The evidence isn’t really growing. The evidence has been obvious and expected, right from the get-go. What is growing however is the slow but sure fight-back against the drug companies and their propaganda that would have us believe their experimental mRNA drugs represent the best possible protection and strategy in the fight against Covid.
Ivermectin and other Existing Treatments
One of the best known and longest existing drugs we have is aspirin. It is so safe that Costco sells it in bulk 500 pill containers. And, as you know, aspirin is good for so many things, including protecting against heart disease. Except that, all of a sudden, our precious medical experts have done a 180° U-turn and now tell us aspirin is bad for our heart, increasing the risk of heart failure by slightly over 25%.
How is it possible for a drug to swing from “really good” to “really bad”. Aspirin is still aspirin. You and I – we are still we, aren’t we. What has changed?
My point is that if doctors can disagree and be so wrong on something that seems not too contentious, well-known, and well-researched, what other things are they getting wrong, too? Do we trust Doctor A or Doctor B? Go for best of three? Best of five? Doctors might be knowledgeable, but they are not always right.

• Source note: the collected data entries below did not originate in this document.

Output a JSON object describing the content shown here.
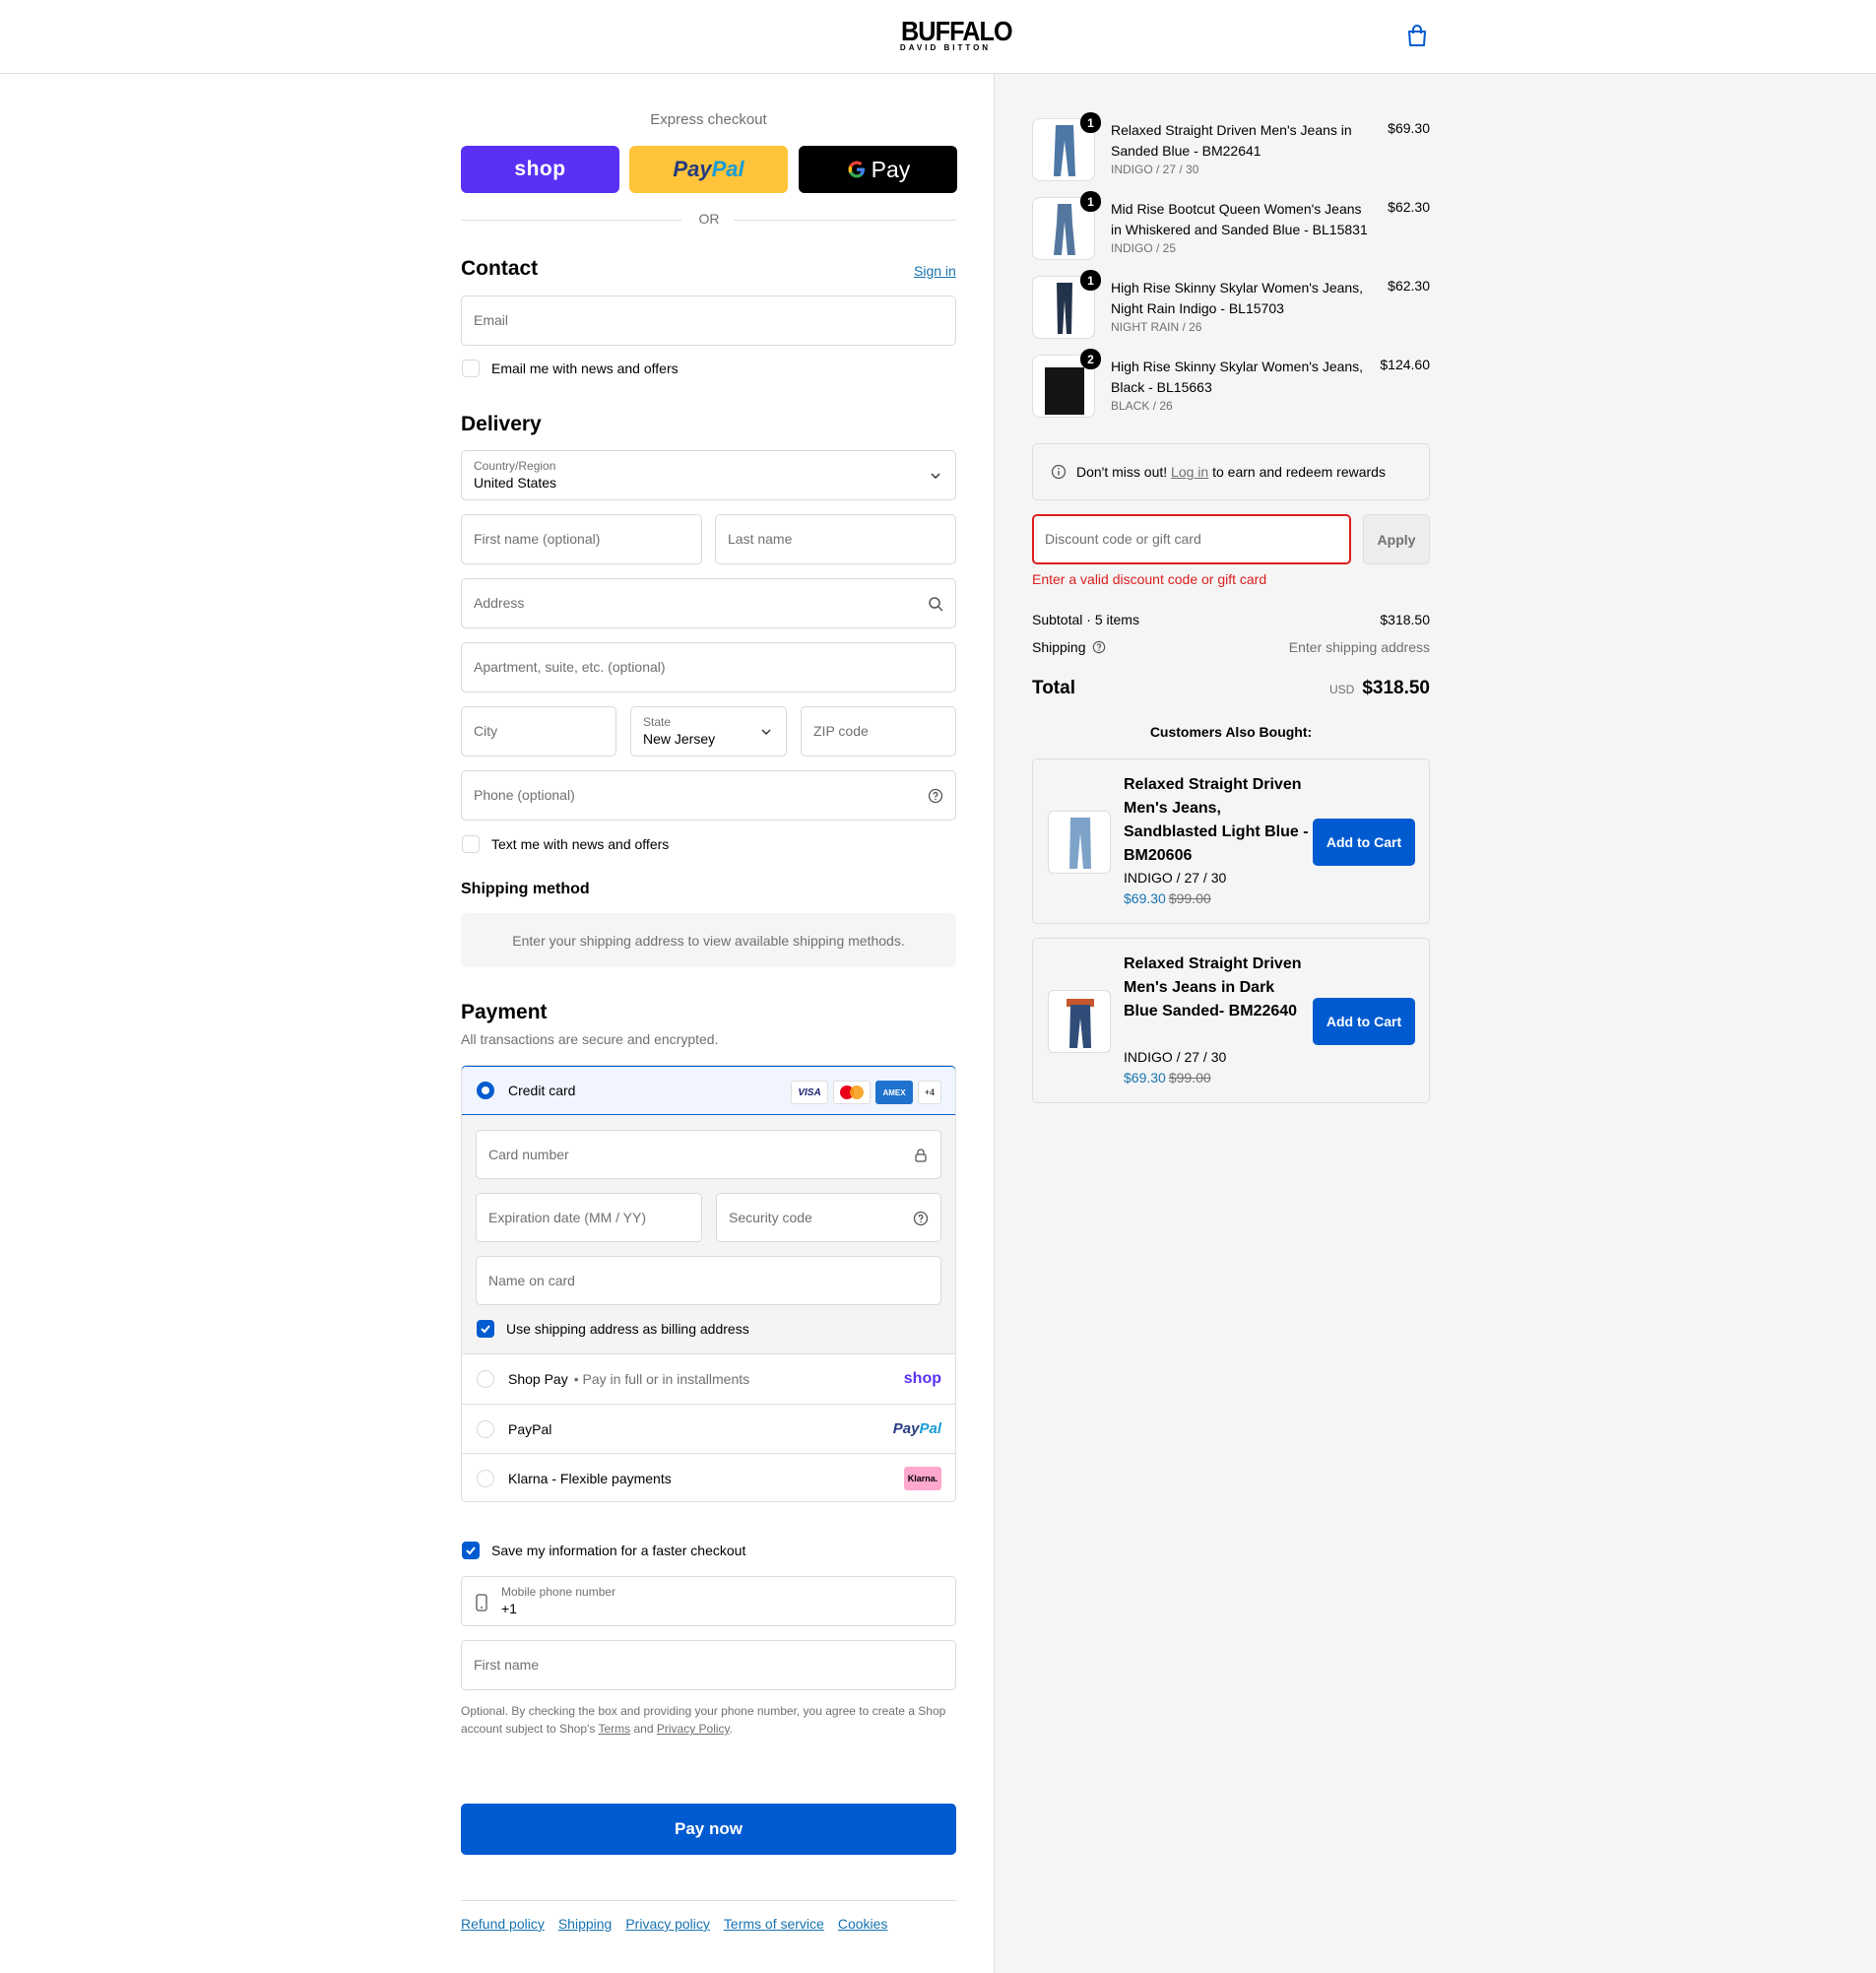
{
  "brand": {
    "logo_main": "BUFFALO",
    "logo_sub": "DAVID BITTON"
  },
  "header": {
    "cart_icon": "shopping-bag-icon"
  },
  "express": {
    "label": "Express checkout",
    "shop_label": "shop",
    "paypal_a": "Pay",
    "paypal_b": "Pal",
    "gpay_label": "Pay",
    "or": "OR"
  },
  "contact": {
    "title": "Contact",
    "sign_in": "Sign in",
    "email_placeholder": "Email",
    "news_checkbox": "Email me with news and offers"
  },
  "delivery": {
    "title": "Delivery",
    "country_label": "Country/Region",
    "country_value": "United States",
    "first_name_placeholder": "First name (optional)",
    "last_name_placeholder": "Last name",
    "address_placeholder": "Address",
    "apartment_placeholder": "Apartment, suite, etc. (optional)",
    "city_placeholder": "City",
    "state_label": "State",
    "state_value": "New Jersey",
    "zip_placeholder": "ZIP code",
    "phone_placeholder": "Phone (optional)",
    "text_checkbox": "Text me with news and offers"
  },
  "shipping_method": {
    "title": "Shipping method",
    "note": "Enter your shipping address to view available shipping methods."
  },
  "payment": {
    "title": "Payment",
    "subtitle": "All transactions are secure and encrypted.",
    "credit_card": "Credit card",
    "cards": {
      "visa": "VISA",
      "amex": "AMEX",
      "more": "+4"
    },
    "card_number": "Card number",
    "expiration": "Expiration date (MM / YY)",
    "security_code": "Security code",
    "name_on_card": "Name on card",
    "billing_checkbox": "Use shipping address as billing address",
    "shop_pay": "Shop Pay",
    "shop_pay_extra": "Pay in full or in installments",
    "shop_pay_logo": "shop",
    "paypal": "PayPal",
    "paypal_logo_a": "Pay",
    "paypal_logo_b": "Pal",
    "klarna": "Klarna - Flexible payments",
    "klarna_logo": "Klarna."
  },
  "save_info": {
    "checkbox": "Save my information for a faster checkout",
    "mobile_label": "Mobile phone number",
    "mobile_value": "+1",
    "first_name_placeholder": "First name",
    "fine_a": "Optional. By checking the box and providing your phone number, you agree to create a Shop account subject to Shop's ",
    "terms": "Terms",
    "and": " and ",
    "privacy": "Privacy Policy",
    "period": "."
  },
  "pay_now": "Pay now",
  "footer": {
    "links": [
      "Refund policy",
      "Shipping",
      "Privacy policy",
      "Terms of service",
      "Cookies"
    ]
  },
  "order": {
    "items": [
      {
        "name": "Relaxed Straight Driven Men's Jeans in Sanded Blue - BM22641",
        "variant": "INDIGO / 27 / 30",
        "price": "$69.30",
        "qty": "1",
        "color": "#4d78a6"
      },
      {
        "name": "Mid Rise Bootcut Queen Women's Jeans in Whiskered and Sanded Blue - BL15831",
        "variant": "INDIGO / 25",
        "price": "$62.30",
        "qty": "1",
        "color": "#54779f"
      },
      {
        "name": "High Rise Skinny Skylar Women's Jeans, Night Rain Indigo - BL15703",
        "variant": "NIGHT RAIN / 26",
        "price": "$62.30",
        "qty": "1",
        "color": "#22324a"
      },
      {
        "name": "High Rise Skinny Skylar Women's Jeans, Black - BL15663",
        "variant": "BLACK / 26",
        "price": "$124.60",
        "qty": "2",
        "color": "#151515"
      }
    ],
    "rewards_a": "Don't miss out! ",
    "rewards_link": "Log in",
    "rewards_b": " to earn and redeem rewards",
    "discount_placeholder": "Discount code or gift card",
    "apply": "Apply",
    "discount_error": "Enter a valid discount code or gift card",
    "subtotal_label": "Subtotal · 5 items",
    "subtotal_value": "$318.50",
    "shipping_label": "Shipping",
    "shipping_value": "Enter shipping address",
    "total_label": "Total",
    "currency": "USD",
    "total_value": "$318.50"
  },
  "upsell": {
    "title": "Customers Also Bought:",
    "items": [
      {
        "name": "Relaxed Straight Driven Men's Jeans, Sandblasted Light Blue - BM20606",
        "variant": "INDIGO / 27 / 30",
        "price": "$69.30",
        "was": "$99.00",
        "button": "Add to Cart",
        "color": "#7ea3c9"
      },
      {
        "name": "Relaxed Straight Driven Men's Jeans in Dark Blue Sanded- BM22640",
        "variant": "INDIGO / 27 / 30",
        "price": "$69.30",
        "was": "$99.00",
        "button": "Add to Cart",
        "color": "#2f4d78"
      }
    ]
  },
  "colors": {
    "accent": "#005bd1",
    "error": "#dd1d1d",
    "shop_purple": "#5a31f4",
    "paypal_yellow": "#ffc439"
  }
}
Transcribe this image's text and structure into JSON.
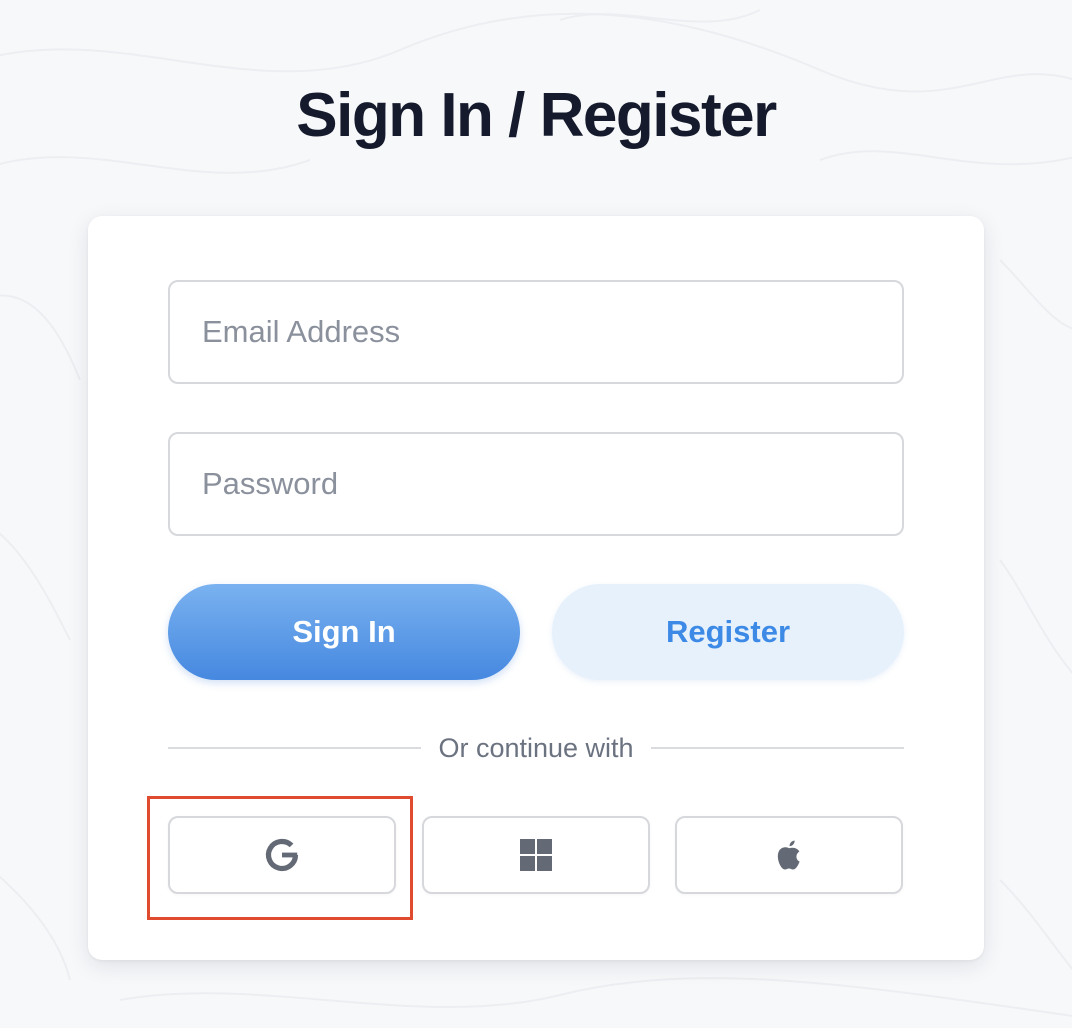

Novavax is hoping to get a free ride on the Omicron bus. Its progress with its promising Covid vaccine has slowed pretty much to a total halt, as best can be seen from the outside, but now it is saying it is re-designing its vaccine to protect against Omicron. That might rekindle some interest and urgency at the FDA – I certainly hope so. It remains my wish that my “booster” jab be a Novavax product (or one of the other new vaccines being developed), even though its vaccine is also focused narrowly on the spike protein.
This article claims that major vaccines are 40% less effective against Omicron. One wonders whether that is “40% less on day one” or “40% less effective after six months”? In other words, it is a meaningless number. But, glass half full, that means the present vaccines still retain 60% of whatever effectiveness they have, which is far from a disaster.
Timings And Numbers
Here’s a look at how countries and continents are doing with booster dose levels.
As the world panics about the omicron variant, The Economist seeks to reassure us that the virus will “fade away” in 2022. If only one could feel confident about their prediction.
Never mind the release of oil from the US oil strategic reserve – amusingly announced just before oil prices plunged, but not because of the announcement of the strategic reserve depletion (prices rose the day of the announcement itself), but in reaction to the Omicron variant (is it too late to cancel the strategic reserve release?). You know things are getting truly serious when Canada taps into its strategic reserve.
But, no, in Canada’s case, we’re not talking oil. We’re talking something much more important; who knew that Canada keeps a huge reserve of maple syrup for emergencies. Canada is releasing 50 million pounds from its maple syrup reserve to alleviate a global shortage (cynics would say “to profit from sky high prices”).
Virus? What Virus?
As I started off saying, the Omicron variant is generating a level of unreasoning panic that doesn’t seem altogether justified, based on what we know so far. But try telling that to a politician. The governor of New York has already declared a state of emergency, even though there isn’t yet a single Omicron case in her entire state (that we know of).
Please stay happy and healthy; all going well, I’ll be back again on Thursday.